JOSÉ MARÍA DÍEZ

 

 

 

EL CAMINO DEL NORTE

Viajé por primera vez a Noruega en 2006. Necesitaba acercarme a los escenarios donde los hombres del norte forjaron lo que venimos a llamar mundo vikingo. Quería, a la par, empaparme de cultura escandinava, tan atraído como estaba por ella. Así que, tras una breve estancia en Estocolmo, aterricé en Oslo para dar una vuelta atravesando la espina dorsal de Noruega hasta llegar Ålesund, para luego bajar a Bergen vía fiordos. 

 

Yo entonces estaba inmerso en mi actividad de interiorista, disfrutándola mucho. El tiempo que me restaba, que era escaso, lo dedicaba a mi otra pasión (¿o habría que decir mi primera pasión?): pintar. Óleo sobre lienzo o tabla, interpretaba el mundo más cercano, detallaba arquitecturas, calles, paisajes del entorno donde vivía; y lo hacía de una manera muy realista, casi fotográfica, pero con destellos poéticos en la mirada, como versificando la realidad. Por aquellos días, sin embargo, y pese a la fruición en el acto artístico, ni un atisbo de cambiar el porcentaje de diseño y de pintura.

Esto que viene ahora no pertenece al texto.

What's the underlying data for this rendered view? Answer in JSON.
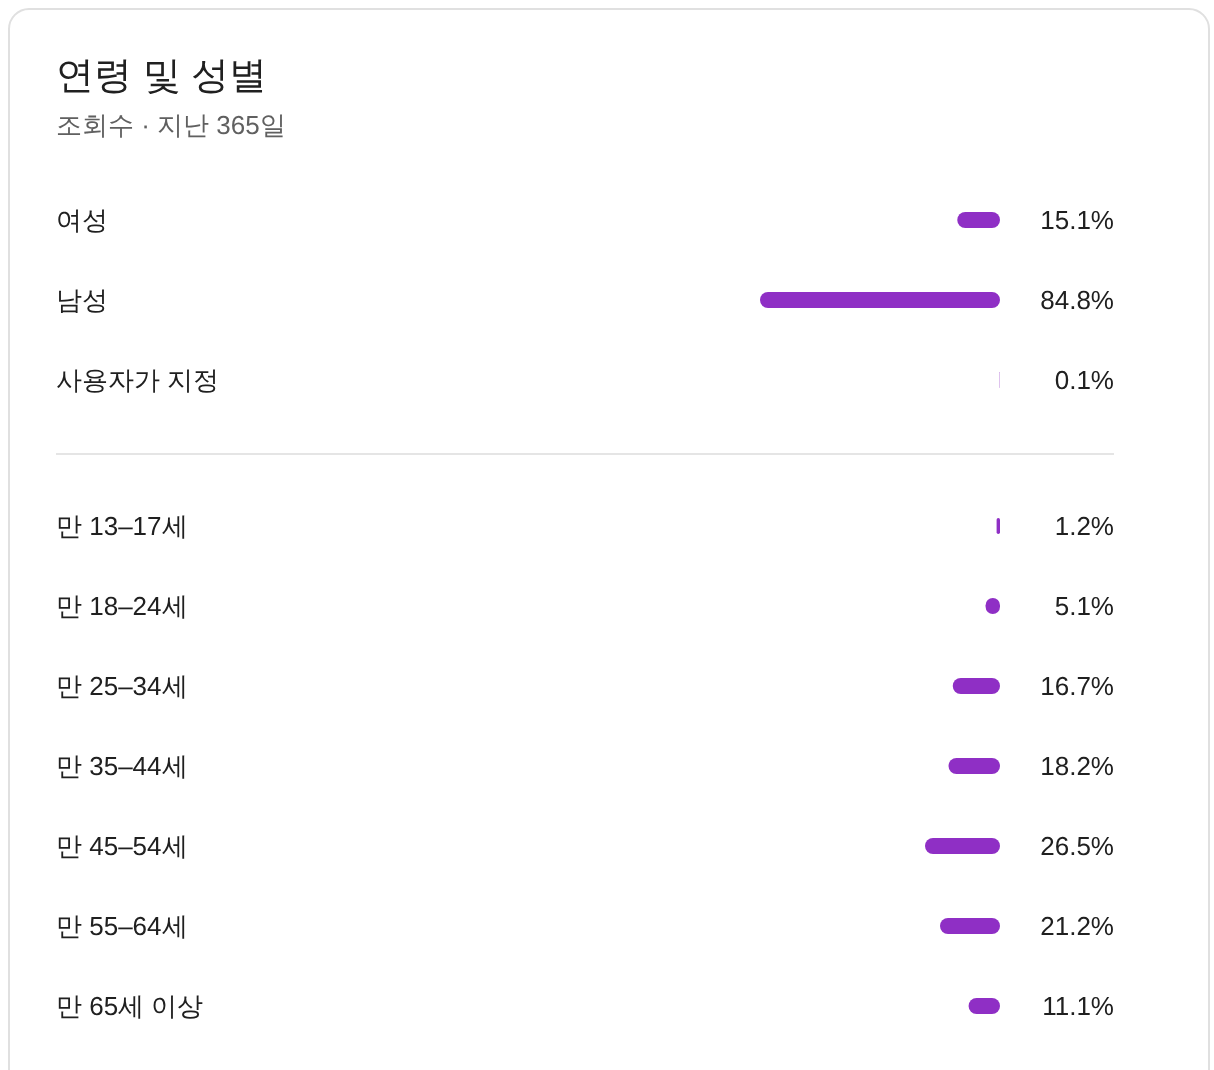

Así que la intención del viaje quedó en un recreo de la vista y una expansión del alma para sofocar calores y hacer descanso en el ajetreo que llevaba encima en aquellos tiempos tan movidos.

 

Sin embargo, una vez zambullido en Oslo (inquietante ciudad de una bella frialdad), algo barrunté en el ambiente que me hizo presagiar que aquel país me estaba atrapando y que, probablemente, aún lo haría más conforme fuese subiendo hacia el norte. No me equivoqué. El tránsito por carretera hasta Ålesund ya me supuso ciertas dosis de belleza que no había ni imaginado. A cada curva encontraba encuadres supremos donde montañas, valles, ríos y todo el verde del mundo se ponían de acuerdo para ejecutar la armonía más exquisita. Es muy difícil citar lugares, irme parando aquí en accidentes o en vistas, porque sería prolijo ponerme de acuerdo conmigo mismo y con mis recuerdos. 

 

Después de Ålesund (otra joya arquitectónica del art nouveau), los días de los fiordos mostraron otras perspectivas con matices brumosos casi monocromos, pero sin embargo riquísimos, de una amplitud densa tendente a interiorizar las emociones visuales. El Norfjord, primero, y el Geirangerfjord, después, se grabaron a conciencia no sólo en la memoria, sino también en la sensibilidad, como si algo quisieran advertirme en lo más hondo de mi ser. Hasta entonces había viajado lo que mi tiempo y mi dinero me permitieron, había alucinado en geografías diversas de España y Europa, pero aquello me estaba alterando de una forma desconocida hasta entonces. La ascensión al glacial Jostedalsbreen remató aquella escandalosa inmersión en naturaleza tan agreste.

 

Al final, Bergen. Una ciudad de sencilla elegancia que te invita a volver porque es acogedora, paradójicamente casi mediterránea. Allí descansé. Recuerdo el agradable insomnio al escuchar a los Stone en puro directo en un recinto que quedaba a doscientos metros del hotel. Al día siguiente, domingo, por Bryggen transitaba gente de todas las edades con lenguas en las chupas. Tomando una Hansa pilsener mientras veía a vikingos rockeros con sus criaturas jugando en el suelo, pensaba que algo había ocurrido. Empecé a intuir que desde hacía algunas jornadas yo ya no era el mismo. De esta manera supe que volvería para encontrar algo que había dejado en aquellos paisajes.